Test Accuracy: 0.9333 (93.33%)
Inference time: 0.008 seconds
| Class | Precision | Recall | F1-Score | Support |
|---|---|---|---|---|
| 0 (No PII) | 0.9545 | 0.9545 | 0.9545 | 22 |
| 1 (Has PII) | 0.8750 | 0.8750 | 0.8750 | 8 |
| Accuracy | 0.9333 | 30 | ||
| Macro Avg | 0.9148 | 0.9148 | 0.9148 | 30 |
| Weighted Avg | 0.9333 | 0.9333 | 0.9333 | 30 |
| Predicted No PII | Predicted Has PII | |
|---|---|---|
| Actual No PII | 21 | 1 |
| Actual Has PII | 1 | 7 |
- Clone the repository:
git clone https://github.com/NateBoyle/ScratchNet.git cd ScratchNet - Install the required dependencies (if necessary):
- pip install numpy pandas tqdm matplotlib scikit-learn
- Download GloVe embeddings:
- Download glove.6B.300d.zip from Stanford GloVe
- Extract it and place glove.6B.300d.txt in the project root folder.
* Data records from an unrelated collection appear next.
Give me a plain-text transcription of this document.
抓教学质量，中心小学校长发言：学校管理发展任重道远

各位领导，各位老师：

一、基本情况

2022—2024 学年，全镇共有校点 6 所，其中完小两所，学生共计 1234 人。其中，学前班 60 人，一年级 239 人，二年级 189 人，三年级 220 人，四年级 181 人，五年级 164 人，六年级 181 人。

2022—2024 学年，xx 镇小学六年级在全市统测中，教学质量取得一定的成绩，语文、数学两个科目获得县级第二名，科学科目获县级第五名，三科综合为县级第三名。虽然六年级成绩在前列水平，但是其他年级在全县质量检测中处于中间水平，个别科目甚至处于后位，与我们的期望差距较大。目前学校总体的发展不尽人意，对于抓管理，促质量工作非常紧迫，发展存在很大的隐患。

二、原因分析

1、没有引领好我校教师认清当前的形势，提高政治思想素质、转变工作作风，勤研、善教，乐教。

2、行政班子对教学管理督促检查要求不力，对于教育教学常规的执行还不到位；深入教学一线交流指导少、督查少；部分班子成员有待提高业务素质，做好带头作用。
- Open and run the notebook:
- Launch Jupyter Notebook, VS Code, or Google Colab
- Open ScratchNet - Demo.ipynb
Important Notes:
A small sample training dataset is included for quick testing and demonstration. The full training set (~45MB) is not included in the repo due to GitHub file size limits. Pre-trained model weights (scratchnet_weights_demo.npz) are provided, so you can skip training and directly run the testing/evaluation cells.